Neues Mietrecht
Schmutz und Lärm werden zugunsten der Energiewende zumutbar
Deutschland ist ein Mieterland. Von den 40 Millionen Wohneinheiten, die hierzulande privat genutzt werden, leben rund 22 Millionen nicht in den eigenen vier Wänden, sondern zahlen regelmäßig Miete an den Eigentümer. Die Tatsache, dass 40 Prozent des Energieverbrauchs in privaten Haushalten anfällt, ist der Bundesregierung Grund genug, das Mietrecht als „wichtigen Baustein der Energiewende“ darzustellen.
Millionen von Mietern müssen sich nun auf die Änderungen im Mietrecht einstellen. Ein positiver Aspekt ist hierbei z.B. auch, dass der Gesetzgeber beim Thema Mietwucher nachgebessert hat. Schwerwiegender ist aber die andere Seite der Medaille, denn vor allem die energetische Sanierung ihrer Wohnungen könnte für Mieter zu einem teureren Vergnügen werden. Nicht nur deshalb warnt der Mieterbund auch vor einer ganzen Reihe von Verschlechterungen für seine Klientel.
MIETWUCHER EIN „WENIG“ EINGESCHRÄNKT?
Die Politik will ihre Wähler natürlich „abholen“. Entsprechend betrifft die wichtigste Änderung im neuen Mietrecht den Kampf gegen den Mietpreiswucher – vor allen Dingen in den Ballungsräumen. Den Bundesländern wird die Möglichkeit gegeben, Mieterhöhungen entweder in ganzen Städten oder auch nur in einzelnen Stadtvierteln stärker zu begrenzen, als es ursprünglich vorgesehen war. Statt um 20 Prozent dürfen die Vermieter ihre Forderungen dann innerhalb von drei Jahren nur noch um maximal 15 Prozent steigern.

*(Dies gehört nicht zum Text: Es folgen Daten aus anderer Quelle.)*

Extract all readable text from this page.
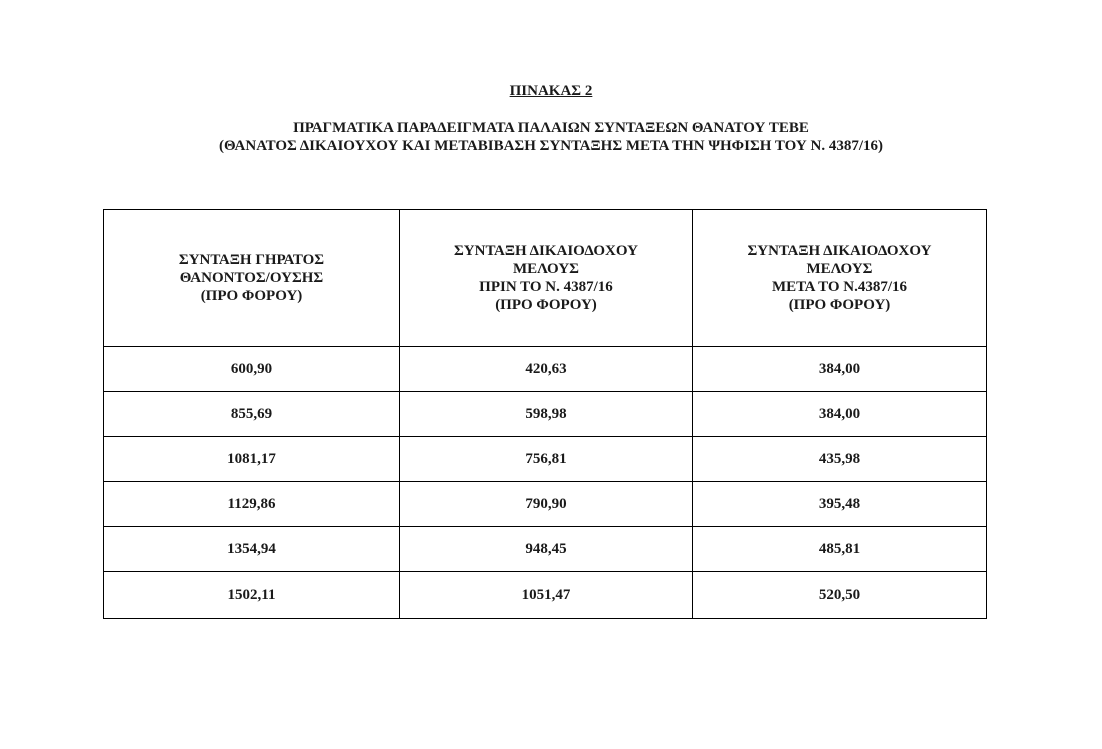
ΠΙΝΑΚΑΣ 2
ΠΡΑΓΜΑΤΙΚΑ ΠΑΡΑΔΕΙΓΜΑΤΑ ΠΑΛΑΙΩΝ ΣΥΝΤΑΞΕΩΝ ΘΑΝΑΤΟΥ ΤΕΒΕ
(ΘΑΝΑΤΟΣ ΔΙΚΑΙΟΥΧΟΥ ΚΑΙ ΜΕΤΑΒΙΒΑΣΗ ΣΥΝΤΑΞΗΣ ΜΕΤΑ ΤΗΝ ΨΗΦΙΣΗ ΤΟΥ Ν. 4387/16)
ΣΥΝΤΑΞΗ ΓΗΡΑΤΟΣ
ΘΑΝΟΝΤΟΣ/ΟΥΣΗΣ
(ΠΡΟ ΦΟΡΟΥ)	ΣΥΝΤΑΞΗ ΔΙΚΑΙΟΔΟΧΟΥ
ΜΕΛΟΥΣ
ΠΡΙΝ ΤΟ Ν. 4387/16
(ΠΡΟ ΦΟΡΟΥ)	ΣΥΝΤΑΞΗ ΔΙΚΑΙΟΔΟΧΟΥ
ΜΕΛΟΥΣ
ΜΕΤΑ ΤΟ Ν.4387/16
(ΠΡΟ ΦΟΡΟΥ)

600,90	420,63	384,00
855,69	598,98	384,00
1081,17	756,81	435,98
1129,86	790,90	395,48
1354,94	948,45	485,81
1502,11	1051,47	520,50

Der Deutsche Mieterbund (DMB) kritisiert hier eine aus seiner Sicht besonders prekäre Lücke, nämlich dass das nur für die bereits bestehenden Mietverhältnisse gelten soll, nicht aber in Fällen von Neuvermietungen. Hier wird aus Sicht der Experten also keine Preisspirale ausgebremst, sondern lediglich verzögert. Ein Effekt, der spätestens in der zweiten oder dritten Generation von Mietern eines Hauses oder einer Wohnung gleichbleibend dramatisch zum tragen kommt.
MIETMINDERUNGSRECHT AUCH GEKAPPT?
Doch der Deutsche Mieterbund sieht noch weitere Einschränkungen, die aus seiner Sicht gar nicht unbedingt gewollt in die neue Gesetzgebung eingeflossen sind, sondern sich zum Teil einfach aus dem Kontext ergeben haben. DMB-Direktor Lukas Siebenkotten bringt die Befürchtungen auf den Punkt. „Die von der Bundesregierung vorgeschlagenen Änderungen schaffen das Mietminderungsrecht zeitlich befristet ab und weichen den gesetzlichen Kündigungsschutz auf. Die Rechtsposition der Mieter wird hierdurch ernsthaft geschwächt“, so der Experte.
ENERGETISCHE SANIERUNG
Besonderes Gewicht legt der Gesetzgeber in seiner Novelle auf die „energetischen Modernisierung“. Mit diesen Modernisierungen sind in erster Linie der Einbau von neuen Fenstern und der Austausch von betagten Heizungssystemen auf den neuesten Stand gemeint. In der erweiterten Form geht es hierbei natürlich bis hin zu einer komplett verbesserten Fassadendämmung. Welche Konsequenzen hat dies jedoch für die Mieter? Dem Mieter beschert ein solcher Umbau in der Regel wochenlangen Krach, Dreck und nicht selten eine lange Zeit eine komplett eingerüstete Fassade. In der Vergangenheit wären dies gute Gründe gewesen, die Miete zu mindern. Mit dem neuen Mietrecht werden diese Möglichkeiten eingeschränkt. Eine Minderung aufgrund der Einschränkung der Lebensqualität soll für den Zeitraum von drei Monaten zukünftig nicht mehr möglich sein.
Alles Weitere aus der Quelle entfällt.